New Zealand Headdress & Collar Badges


The ‘E’ Squadron – (an entirely New Zealand Squadron) headdress and collar badges depict a fern-leaf inscribed with the letters NZ.  In brass (KK 1377).

The silver fern headdress badge first appears in photographs of the Kings’ Colonials at their annual camp in St. Albans in the summer of 1904. In 1903 an attempt to create an entirely New Zealand ‘E’ Squadron proved unsuccessful due to insufficient numbers of New Zealanders being recruited. By the summer of 1904, the New Zealanders constituted the 3rd Troop of ‘D’ Squadron (British African).

The ‘E’ Squadron (New Zealand) headdress badge is shown being worn in Figure 250.

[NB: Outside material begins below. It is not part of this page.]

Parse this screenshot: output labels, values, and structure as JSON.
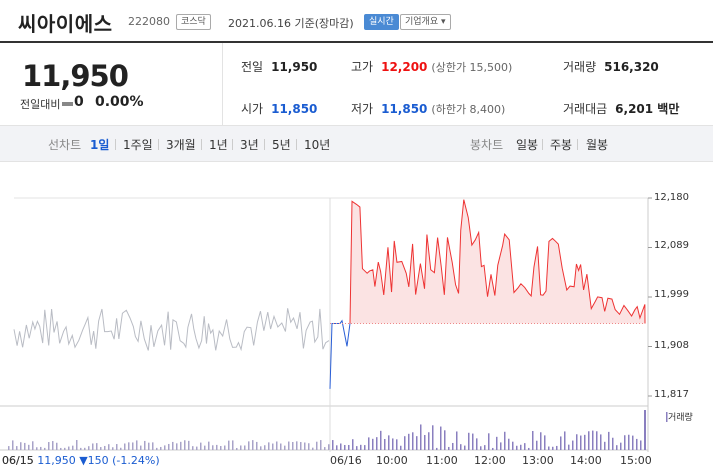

Figure 250: Close-up image of the ‘E’ (New Zealand) Squadron and later 3rd Troop of ‘D’ Squadron (British African) headdress badge (KK 1377) and matching collar badges being worn from the group photograph shown in Figure 215. 

Figure 251 shows a genuine ‘E’ Squadron (New Zealand) Officer's headdress badge in gilt. The headdress badge is die struck and has prominent full stops after the letters N and Z and the veins on the silver fern leaf are sharp and crisp. The east-west positioned loops are an old replacement with pairs of wire loops.

Figure 251: A genuine ‘E’ Squadron (New Zealand) and later 3rd (New Zealand) Troop, ‘D’ Squadron (British African) Officer's gilt headdress badge (KK 1377) with an old replacement of the loops with pairs of wire loops. 
 
Figure 252 shows a genuine ‘E’ Squadron (New Zealand) Officer's headdress badge in gilt and matching pair of collar badges in gilding metal. The headdress badge is die struck and has prominent full stops after the letters N and Z and the veins on the silver fern leaf are sharp and crisp. The copper loops are positioned east-west and are lacking feet.

Figure 252: A genuine ‘E’ Squadron (New Zealand) and later 3rd (New Zealand) Troop, ‘D’ Squadron (British African) Officer's gilt headdress badge (KK 1377) with a matching pair of collar badges. 

The 3rd Troop (New Zealand), ‘D’ Squadron collar badges were worn as a facing pair with the tips facing outwards. The pair of collar badges shown in Figures 251-252 are die-struck in gilding metal and have copper loops positioned east-west.